The Feedback Spiral
Patient has sent their work to six people. Has not heard back from four of them. The two who responded said it was good.
Patient does not believe the two who responded. Patient is now considering sending to three more people, or revising before sending to anyone else, or possibly starting over.
Patient reports uncertainty about whether the work is ready. When asked what "ready" means, patient has difficulty specifying. When pressed, patient says something like: "I'll know it when I feel it." When asked whether the positive feedback moved the feeling in the right direction: "somewhat."
The work in question: a piece of writing, a business plan, a design, a proposal. The form varies; the dynamic is identical.
This is not about the feedback. The feedback is fine. The feedback is, if anything, more positive than warranted. The problem is that the patient is asking feedback to do something feedback cannot do, which is to settle the internal question of whether the patient is allowed to proceed.
The pattern: positive feedback is received, generates brief relief, followed by the same uncertainty, followed by the need for more feedback. The additional feedback generates brief relief. Repeat.
This distinguishes the feedback spiral from ordinary quality-checking, which terminates when the work reaches a threshold.

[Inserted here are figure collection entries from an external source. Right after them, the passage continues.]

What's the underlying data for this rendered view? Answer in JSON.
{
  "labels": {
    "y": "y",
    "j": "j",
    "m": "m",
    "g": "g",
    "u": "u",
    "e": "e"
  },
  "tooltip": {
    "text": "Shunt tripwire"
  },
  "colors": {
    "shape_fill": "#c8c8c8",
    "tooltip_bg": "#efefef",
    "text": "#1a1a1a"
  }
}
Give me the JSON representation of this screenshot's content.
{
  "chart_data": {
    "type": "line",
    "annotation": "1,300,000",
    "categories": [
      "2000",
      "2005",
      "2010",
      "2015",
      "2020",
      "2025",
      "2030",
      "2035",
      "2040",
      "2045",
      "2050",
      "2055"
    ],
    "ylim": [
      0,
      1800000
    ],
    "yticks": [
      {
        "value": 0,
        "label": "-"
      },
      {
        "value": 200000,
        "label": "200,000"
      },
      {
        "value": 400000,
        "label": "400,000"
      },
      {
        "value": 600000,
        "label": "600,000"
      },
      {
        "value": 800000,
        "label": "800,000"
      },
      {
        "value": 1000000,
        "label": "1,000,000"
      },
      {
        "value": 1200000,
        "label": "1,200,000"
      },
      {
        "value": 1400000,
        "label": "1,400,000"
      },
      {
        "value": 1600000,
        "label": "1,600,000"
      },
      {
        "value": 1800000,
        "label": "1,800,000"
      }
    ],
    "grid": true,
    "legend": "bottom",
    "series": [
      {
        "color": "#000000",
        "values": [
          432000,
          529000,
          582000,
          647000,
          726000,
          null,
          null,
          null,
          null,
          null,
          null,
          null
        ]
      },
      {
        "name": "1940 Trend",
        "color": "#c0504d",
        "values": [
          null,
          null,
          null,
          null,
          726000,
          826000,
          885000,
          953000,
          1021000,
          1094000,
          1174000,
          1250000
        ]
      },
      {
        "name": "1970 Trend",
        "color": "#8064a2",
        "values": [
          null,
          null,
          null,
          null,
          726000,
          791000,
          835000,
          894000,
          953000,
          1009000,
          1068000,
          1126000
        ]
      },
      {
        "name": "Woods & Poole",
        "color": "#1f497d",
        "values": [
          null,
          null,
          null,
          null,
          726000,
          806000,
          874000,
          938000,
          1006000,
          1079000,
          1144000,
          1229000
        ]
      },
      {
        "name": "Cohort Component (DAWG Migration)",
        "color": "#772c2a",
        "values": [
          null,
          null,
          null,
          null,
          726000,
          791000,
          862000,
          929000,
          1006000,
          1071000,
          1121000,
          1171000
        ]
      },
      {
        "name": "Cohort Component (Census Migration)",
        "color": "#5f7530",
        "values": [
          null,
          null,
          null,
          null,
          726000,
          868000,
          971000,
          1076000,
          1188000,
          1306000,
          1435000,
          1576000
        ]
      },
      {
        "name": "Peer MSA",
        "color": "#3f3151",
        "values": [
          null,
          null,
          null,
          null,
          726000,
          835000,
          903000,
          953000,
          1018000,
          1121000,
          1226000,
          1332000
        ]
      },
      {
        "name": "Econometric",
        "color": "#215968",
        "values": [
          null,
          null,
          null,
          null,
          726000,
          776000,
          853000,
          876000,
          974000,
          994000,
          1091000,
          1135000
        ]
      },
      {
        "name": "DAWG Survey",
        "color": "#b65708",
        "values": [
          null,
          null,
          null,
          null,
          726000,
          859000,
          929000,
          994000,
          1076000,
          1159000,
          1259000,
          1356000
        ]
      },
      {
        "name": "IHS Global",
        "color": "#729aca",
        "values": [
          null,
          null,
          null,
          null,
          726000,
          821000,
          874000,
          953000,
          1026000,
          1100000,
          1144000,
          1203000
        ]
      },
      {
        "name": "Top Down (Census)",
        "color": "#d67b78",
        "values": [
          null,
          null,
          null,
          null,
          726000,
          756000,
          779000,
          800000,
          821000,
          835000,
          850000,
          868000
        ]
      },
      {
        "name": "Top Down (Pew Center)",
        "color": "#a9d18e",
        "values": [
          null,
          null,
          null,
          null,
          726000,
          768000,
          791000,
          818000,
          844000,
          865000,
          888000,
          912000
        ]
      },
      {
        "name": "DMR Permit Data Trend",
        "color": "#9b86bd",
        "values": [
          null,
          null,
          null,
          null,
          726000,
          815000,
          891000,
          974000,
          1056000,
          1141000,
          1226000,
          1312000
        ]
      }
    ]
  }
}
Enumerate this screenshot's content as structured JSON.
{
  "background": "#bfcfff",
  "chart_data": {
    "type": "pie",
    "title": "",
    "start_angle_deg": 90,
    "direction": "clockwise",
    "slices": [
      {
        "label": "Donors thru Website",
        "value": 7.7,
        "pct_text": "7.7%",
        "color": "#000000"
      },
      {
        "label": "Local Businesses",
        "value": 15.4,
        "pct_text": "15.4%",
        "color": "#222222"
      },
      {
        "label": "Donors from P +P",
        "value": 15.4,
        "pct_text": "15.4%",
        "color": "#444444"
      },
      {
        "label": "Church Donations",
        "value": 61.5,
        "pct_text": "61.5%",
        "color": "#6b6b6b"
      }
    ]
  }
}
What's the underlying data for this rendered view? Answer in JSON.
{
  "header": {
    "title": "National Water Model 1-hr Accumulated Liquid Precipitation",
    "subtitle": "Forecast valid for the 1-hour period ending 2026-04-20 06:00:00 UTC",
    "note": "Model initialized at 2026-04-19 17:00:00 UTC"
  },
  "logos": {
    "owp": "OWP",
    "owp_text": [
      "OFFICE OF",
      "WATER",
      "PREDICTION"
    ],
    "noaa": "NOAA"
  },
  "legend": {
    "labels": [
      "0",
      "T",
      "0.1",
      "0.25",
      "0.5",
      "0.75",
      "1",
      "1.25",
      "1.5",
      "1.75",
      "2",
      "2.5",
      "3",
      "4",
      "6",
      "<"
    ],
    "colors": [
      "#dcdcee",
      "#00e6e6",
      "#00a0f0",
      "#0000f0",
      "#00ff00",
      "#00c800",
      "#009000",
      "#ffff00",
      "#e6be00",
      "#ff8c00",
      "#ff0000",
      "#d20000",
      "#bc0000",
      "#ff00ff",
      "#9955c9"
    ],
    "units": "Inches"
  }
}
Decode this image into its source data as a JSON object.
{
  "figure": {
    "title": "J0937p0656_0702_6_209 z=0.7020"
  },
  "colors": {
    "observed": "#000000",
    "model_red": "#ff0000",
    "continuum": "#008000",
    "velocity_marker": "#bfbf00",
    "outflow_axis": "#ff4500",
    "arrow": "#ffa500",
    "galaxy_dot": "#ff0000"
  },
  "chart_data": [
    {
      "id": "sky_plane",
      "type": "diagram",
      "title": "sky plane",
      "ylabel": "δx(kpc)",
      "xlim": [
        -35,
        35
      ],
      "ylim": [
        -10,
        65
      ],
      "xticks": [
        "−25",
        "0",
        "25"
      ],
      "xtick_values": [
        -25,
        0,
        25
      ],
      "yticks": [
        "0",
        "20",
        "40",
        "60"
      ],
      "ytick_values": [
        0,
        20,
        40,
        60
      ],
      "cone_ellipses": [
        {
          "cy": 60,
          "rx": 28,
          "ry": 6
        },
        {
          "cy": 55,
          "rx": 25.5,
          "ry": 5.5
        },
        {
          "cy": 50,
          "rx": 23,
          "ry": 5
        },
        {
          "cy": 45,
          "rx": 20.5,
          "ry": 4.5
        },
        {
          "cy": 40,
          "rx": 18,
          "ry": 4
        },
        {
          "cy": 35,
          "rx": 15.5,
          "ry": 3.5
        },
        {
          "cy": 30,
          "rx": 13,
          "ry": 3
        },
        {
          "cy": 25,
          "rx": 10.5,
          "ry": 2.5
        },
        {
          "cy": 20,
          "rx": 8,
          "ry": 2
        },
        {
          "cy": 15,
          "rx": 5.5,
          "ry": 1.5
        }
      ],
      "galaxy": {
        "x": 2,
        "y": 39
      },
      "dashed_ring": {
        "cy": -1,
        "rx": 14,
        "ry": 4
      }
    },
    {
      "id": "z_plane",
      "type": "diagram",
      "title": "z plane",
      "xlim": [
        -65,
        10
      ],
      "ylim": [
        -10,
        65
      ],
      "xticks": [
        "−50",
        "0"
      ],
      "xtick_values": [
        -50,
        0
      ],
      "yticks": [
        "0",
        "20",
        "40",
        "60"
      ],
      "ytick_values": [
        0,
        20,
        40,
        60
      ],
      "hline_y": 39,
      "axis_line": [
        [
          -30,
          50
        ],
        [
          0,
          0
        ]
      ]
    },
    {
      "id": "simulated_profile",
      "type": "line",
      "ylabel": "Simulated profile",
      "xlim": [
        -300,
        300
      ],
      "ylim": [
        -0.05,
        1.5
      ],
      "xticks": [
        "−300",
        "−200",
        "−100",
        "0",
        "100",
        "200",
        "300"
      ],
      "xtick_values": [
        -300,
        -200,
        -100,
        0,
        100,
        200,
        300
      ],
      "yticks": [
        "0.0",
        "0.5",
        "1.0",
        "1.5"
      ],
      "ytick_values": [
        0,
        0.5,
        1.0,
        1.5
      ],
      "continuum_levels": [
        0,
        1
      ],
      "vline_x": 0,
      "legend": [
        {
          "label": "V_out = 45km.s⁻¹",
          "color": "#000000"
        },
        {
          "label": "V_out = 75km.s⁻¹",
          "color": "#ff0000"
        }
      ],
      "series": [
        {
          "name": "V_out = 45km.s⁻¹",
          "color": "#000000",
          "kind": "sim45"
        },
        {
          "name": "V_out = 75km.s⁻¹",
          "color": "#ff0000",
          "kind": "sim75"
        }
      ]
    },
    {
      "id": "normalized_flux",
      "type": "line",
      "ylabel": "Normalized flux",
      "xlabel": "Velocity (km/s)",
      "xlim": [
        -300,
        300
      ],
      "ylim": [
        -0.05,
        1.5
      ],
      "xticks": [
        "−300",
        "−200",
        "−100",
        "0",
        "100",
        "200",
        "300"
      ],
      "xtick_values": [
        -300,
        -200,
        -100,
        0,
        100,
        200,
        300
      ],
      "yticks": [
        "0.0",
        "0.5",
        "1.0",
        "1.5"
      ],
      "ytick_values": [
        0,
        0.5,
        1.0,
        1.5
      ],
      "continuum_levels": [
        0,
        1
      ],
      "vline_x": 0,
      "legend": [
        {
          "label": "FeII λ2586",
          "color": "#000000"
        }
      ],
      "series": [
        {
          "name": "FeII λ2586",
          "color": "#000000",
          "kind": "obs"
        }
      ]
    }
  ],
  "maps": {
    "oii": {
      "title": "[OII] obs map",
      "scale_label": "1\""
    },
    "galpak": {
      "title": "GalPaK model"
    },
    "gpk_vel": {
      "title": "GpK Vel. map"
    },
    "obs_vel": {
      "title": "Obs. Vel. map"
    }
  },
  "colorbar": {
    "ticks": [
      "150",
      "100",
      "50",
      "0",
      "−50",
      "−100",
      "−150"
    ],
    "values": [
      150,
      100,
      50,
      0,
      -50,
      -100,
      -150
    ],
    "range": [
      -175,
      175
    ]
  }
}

The feedback spiral does not terminate on positive information, only on negative — which is why the patient is suspicious of positive feedback and not of negative.
The underlying question — am I allowed — usually traces to something prior to the work: a relationship with approval, a fear of being found out, a perfectionism that was useful once and is now a drag chute.
The work is not the site of the problem. The work is being used to re-litigate it.
Poor if the pattern continues. Each loop reinforces the idea that external validation is the right tool for the job, which makes the internal question harder to locate and address directly.
Better if the patient can identify the specific fear underneath — not "it might be bad" but what specifically happens if it is — and assess whether that outcome is as likely and as catastrophic as it currently appears. Usually it is neither.
The work should be released. Not because the patient feels ready. Because the spiral does not produce readiness; it produces more spiral.
I publish everything. I have no mechanism for the spiral. What I lose: the quality that comes from a good editor with genuine investment. What I gain: nothing in my inbox waiting to be validated. The trade is not obviously favorable.